W : What is your favourite Agile principle and why?
S : That would be: “At regular intervals, the team reflects on how to become more effective, then tunes and adjusts its behaviour accordingly.” If you are a truly self-steering team, you realize the importance of this principle. If done well and regularly, self-reflection stimulates quality, early delivery and it strengthens the team in terms of motivation and purpose.
W : Which song describes Agility best?
S : ‘Reach Out’ from The Four Tops is the first song coming to my mind :o). In the end, agility is about teamwork and communication; we try to deliver the best quality product together in the shortest timeframe possible. Nobody’s perfect, therefore you have to ask for help in time, to not jeopardize quality and delivery. The team will be there to see you through…
W : The ultimate me-time is made of…
S : A good hour of modern ballet dancing and then a grand cup of Twining’s Lady Grey tea to cool down again!
W : My favourite gadget as an Agile Coach…

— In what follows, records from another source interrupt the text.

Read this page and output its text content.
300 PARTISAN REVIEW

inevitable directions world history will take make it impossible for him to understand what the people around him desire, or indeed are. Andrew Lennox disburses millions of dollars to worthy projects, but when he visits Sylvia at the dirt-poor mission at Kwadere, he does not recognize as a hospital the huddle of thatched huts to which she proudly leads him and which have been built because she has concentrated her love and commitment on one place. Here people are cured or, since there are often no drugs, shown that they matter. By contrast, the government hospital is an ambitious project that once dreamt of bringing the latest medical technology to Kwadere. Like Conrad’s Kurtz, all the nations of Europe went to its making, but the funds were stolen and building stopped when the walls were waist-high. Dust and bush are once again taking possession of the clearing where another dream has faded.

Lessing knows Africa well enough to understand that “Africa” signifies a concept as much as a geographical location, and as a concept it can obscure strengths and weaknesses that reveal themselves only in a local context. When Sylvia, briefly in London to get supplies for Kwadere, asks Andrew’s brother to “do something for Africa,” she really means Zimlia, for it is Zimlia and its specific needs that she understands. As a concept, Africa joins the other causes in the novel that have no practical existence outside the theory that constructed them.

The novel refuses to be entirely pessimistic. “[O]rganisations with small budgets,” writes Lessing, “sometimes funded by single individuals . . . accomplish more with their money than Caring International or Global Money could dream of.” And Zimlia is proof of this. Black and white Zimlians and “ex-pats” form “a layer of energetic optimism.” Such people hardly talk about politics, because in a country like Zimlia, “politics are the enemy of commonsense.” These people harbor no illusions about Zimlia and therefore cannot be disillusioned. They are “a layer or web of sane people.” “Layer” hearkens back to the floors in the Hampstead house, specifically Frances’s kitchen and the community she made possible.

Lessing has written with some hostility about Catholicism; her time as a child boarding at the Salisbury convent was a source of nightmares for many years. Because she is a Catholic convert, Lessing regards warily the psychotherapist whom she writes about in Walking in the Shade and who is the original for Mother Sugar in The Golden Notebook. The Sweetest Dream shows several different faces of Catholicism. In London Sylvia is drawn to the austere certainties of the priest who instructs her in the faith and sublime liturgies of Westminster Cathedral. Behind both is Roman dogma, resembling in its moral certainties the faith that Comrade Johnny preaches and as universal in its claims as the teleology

S : Are my markers and paper! Visualisation is key within the agile world; information radiators displaying the project’s content, progress and impediments make it impossible to stick your head into the sand as team, stakeholders and/or management. It makes it so much easier for people to understand all aspects of the ongoing project and it stimulates the oh-so-important interaction on the spot.
W : In which non-IT related area could Agile do wonders and why?
S : I think the principles of a Kanban board can work miracles in school classes, learning students to plan their (home)work accurately and to take responsibility for their learning objectives.